38. During my May 1994 pilgrimage and visitation to the parishes of the Western Slope, I noted a widespread sense among our priests and people of the need for a radical, personal and social renewal in their communities. They indicated that a difficult political, ecological and ecclesial road lies ahead in that land of economic contrasts. Bringing about a renewal of justice for the working poor and the aged will therefore require an enormous effort. Nor can Christians remain oblivious to the wisdom in created things which reflects the only begotten Son in the world.
39. I also observed that people in all segments of society on the Western Slope are, in fact, committed to ensuring justice, solidarity, honesty, self-restraint and openness in this period of immense change. The Catechism of the Catholic Church affirms their commitment: “In economic matters, respect for human dignity requires the practice of the virtue of temperance so as to moderate our attachment to this world's goods; the practice of the virtue of justice, to preserve our neighbor's rights and to render what is his or her due; and the practice of solidarity, in accordance with the Golden Rule and in keeping with the generosity of the Lord, who ‘though He was rich, yet for your sake...became poor, so that by His poverty you might become rich’” (2407).
40. One of the basic aspirations of people everywhere is the need to be in contact with what is good as the object of our love. Human beings are concerned about what constitutes a rich, meaningful, honorable life, as opposed to a wasted or empty one. On the Western Slope, we have arrived at a crossroads. We must choose a path into the future guided by prudence, justice, and a reverence both for human dignity and for nature. We cannot do this without God. We must find ways of using political and economic power that have a kinship with innocence; so that, with Francis of Assisi, we may call all creatures our brothers and sisters and arrive at the glorious freedom of the children of God (1 Cel 81).

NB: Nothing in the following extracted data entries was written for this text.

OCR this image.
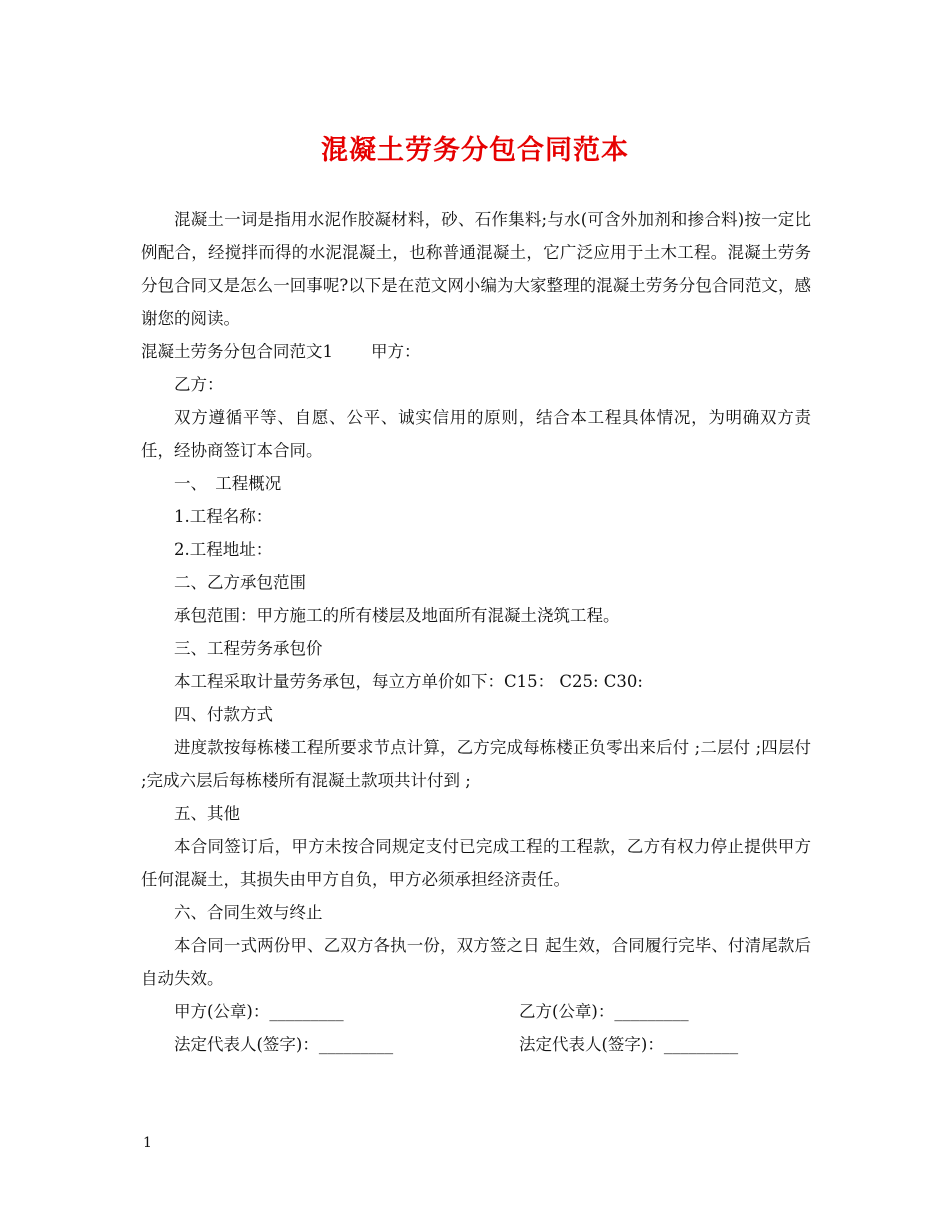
混凝土劳务分包合同范本

混凝土一词是指用水泥作胶凝材料，砂、石作集料;与水(可含外加剂和掺合料)按一定比例配合，经搅拌而得的水泥混凝土，也称普通混凝土，它广泛应用于土木工程。混凝土劳务分包合同又是怎么一回事呢?以下是在范文网小编为大家整理的混凝土劳务分包合同范文，感谢您的阅读。

混凝土劳务分包合同范文1 甲方：

乙方：

双方遵循平等、自愿、公平、诚实信用的原则，结合本工程具体情况，为明确双方责任，经协商签订本合同。

一、　工程概况

1.工程名称：

2.工程地址：

二、乙方承包范围

承包范围：甲方施工的所有楼层及地面所有混凝土浇筑工程。

三、工程劳务承包价

本工程采取计量劳务承包，每立方单价如下：C15： C25: C30:

四、付款方式

进度款按每栋楼工程所要求节点计算，乙方完成每栋楼正负零出来后付 ;二层付 ;四层付 ;完成六层后每栋楼所有混凝土款项共计付到 ;

五、其他

本合同签订后，甲方未按合同规定支付已完成工程的工程款，乙方有权力停止提供甲方任何混凝土，其损失由甲方自负，甲方必须承担经济责任。

六、合同生效与终止

本合同一式两份甲、乙双方各执一份，双方签之日 起生效，合同履行完毕、付清尾款后自动失效。

甲方(公章)：_________	乙方(公章)：_________
法定代表人(签字)：_________	法定代表人(签字)：_________
1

41. Thus, it is fitting that nine of the Catholic parishes there are dedicated to the Immaculate Virgin who prayed a new song of praise and joy because of God's unique gift of grace in the incarnate Word. On this Thanksgiving Day, we sing of God with Mary of Nazareth, who carried Jesus within her womb on her Advent visit to the hill country of Elizabeth in Judea: “His mercy is on those who fear Him from generation to generation” (Lk 1:50).
Our Lady of the New Advent, pray for us!